Abstract
Introduction: Ensuring examiner equivalence across distributed assessment locations is a priority within distributed Objective Structured Clinical Exams (OSCEs) but is challenging as examiners are typically fully nested within locations (i.e. no overlap in performances seen by different groups of examiners). Yeates et al have recently developed a method which uses video-based linking (Video-based Examiner Score Comparison and Adjustment (VESCA)) to compare and (potentially) adjust for the effect of different groups of examiners within OSCEs. Whilst initial research on VESCA has been promising, the accuracy of the resulting adjusted scores is unknown. Given this, we aimed to investigate the accuracy of adjusted scores produced by VESCA under a range of plausible operational parameters.

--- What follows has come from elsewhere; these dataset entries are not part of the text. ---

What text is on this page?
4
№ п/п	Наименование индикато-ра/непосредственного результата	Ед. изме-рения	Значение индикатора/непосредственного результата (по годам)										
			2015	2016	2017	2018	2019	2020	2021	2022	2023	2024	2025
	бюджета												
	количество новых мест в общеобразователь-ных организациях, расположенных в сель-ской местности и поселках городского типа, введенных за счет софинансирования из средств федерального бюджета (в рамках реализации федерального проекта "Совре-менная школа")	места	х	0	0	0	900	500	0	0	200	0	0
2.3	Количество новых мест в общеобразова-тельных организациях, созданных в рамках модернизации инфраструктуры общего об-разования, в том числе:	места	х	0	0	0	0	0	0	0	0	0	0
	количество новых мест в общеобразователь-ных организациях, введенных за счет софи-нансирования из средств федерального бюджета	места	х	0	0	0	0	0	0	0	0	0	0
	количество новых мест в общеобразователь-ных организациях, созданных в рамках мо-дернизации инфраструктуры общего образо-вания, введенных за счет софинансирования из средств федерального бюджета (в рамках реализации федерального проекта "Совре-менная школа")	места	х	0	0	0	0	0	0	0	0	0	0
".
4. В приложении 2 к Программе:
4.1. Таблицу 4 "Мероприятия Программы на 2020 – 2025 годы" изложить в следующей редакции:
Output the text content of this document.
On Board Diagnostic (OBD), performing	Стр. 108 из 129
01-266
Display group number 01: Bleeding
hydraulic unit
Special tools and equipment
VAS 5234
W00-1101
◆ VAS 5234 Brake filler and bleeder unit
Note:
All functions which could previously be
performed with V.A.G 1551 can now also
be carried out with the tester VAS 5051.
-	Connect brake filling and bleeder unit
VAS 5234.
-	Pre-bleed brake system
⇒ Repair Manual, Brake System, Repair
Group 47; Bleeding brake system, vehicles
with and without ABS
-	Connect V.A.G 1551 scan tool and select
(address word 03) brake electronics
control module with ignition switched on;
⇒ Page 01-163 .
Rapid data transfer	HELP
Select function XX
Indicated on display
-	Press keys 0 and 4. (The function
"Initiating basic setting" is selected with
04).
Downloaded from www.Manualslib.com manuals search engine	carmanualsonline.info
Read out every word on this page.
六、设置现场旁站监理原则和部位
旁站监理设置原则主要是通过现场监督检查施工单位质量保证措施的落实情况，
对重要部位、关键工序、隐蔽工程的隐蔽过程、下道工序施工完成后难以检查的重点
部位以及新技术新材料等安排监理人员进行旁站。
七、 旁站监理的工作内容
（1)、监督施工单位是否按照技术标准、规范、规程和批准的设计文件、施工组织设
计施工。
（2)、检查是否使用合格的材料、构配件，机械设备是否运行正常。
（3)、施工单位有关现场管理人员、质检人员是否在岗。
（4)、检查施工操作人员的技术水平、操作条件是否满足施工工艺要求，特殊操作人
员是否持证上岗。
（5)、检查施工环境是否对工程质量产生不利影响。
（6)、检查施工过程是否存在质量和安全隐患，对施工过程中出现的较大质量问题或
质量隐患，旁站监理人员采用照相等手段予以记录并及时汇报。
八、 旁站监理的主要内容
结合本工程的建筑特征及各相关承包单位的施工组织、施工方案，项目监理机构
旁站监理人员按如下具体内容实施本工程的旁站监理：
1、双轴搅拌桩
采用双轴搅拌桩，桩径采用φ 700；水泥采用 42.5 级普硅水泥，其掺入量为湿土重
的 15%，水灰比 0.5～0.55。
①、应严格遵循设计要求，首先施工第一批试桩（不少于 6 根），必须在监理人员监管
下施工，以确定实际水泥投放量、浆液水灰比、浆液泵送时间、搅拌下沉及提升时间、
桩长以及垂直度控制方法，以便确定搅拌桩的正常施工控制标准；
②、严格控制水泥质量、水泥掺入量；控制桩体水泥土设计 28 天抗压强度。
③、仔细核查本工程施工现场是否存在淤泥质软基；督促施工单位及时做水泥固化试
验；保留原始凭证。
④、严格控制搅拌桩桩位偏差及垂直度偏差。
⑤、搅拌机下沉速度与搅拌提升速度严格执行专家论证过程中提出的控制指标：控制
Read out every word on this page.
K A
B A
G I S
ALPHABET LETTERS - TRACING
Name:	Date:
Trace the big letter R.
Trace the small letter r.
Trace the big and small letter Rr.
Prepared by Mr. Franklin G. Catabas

Methods: Using statistical simulation, we investigated how: 1/proportion of participating examiners, 2/ number of linking videos, 3/baseline differences in examiner stringency between schools (i.e. whether examiners in School A are, on average, more stringent than the examiners in School B), 4/number of OSCE stations and 5/different degrees of random error within examiners’ judgements influenced accuracy of adjusted scores. We generated distributions of students’ “true” performances across several stations, added examiner error, and simulated linking through crossed video-scoring (as occurs in VESCA). We then used Many Facet Rasch Modelling to produce an adjusted score for each student which we compared with their corresponding original “true” performance score. We replicated this 1000 times for each permutation to determine average error reduction and the proportion of students whose scores became more accurate.
Results: We found that in all conditions where no baseline difference existed between groups of examiners, score adjustment only minimally improved or even worsened score accuracy. Conversely, as the size of baseline differences between schools increased, adjustment accuracy increased, reducing error by up to 71% and making scores more accurate for up to 93% of students in the 20% baseline-difference condition.
Conclusions: Score adjustment through VESCA has the potential to substantially enhance equivalence for candidates in distributed OSCEs in some circumstances, whilst making scores less accurate in others. These findings will support judgements about when score adjustment may beneficially aid OSCE equivalence.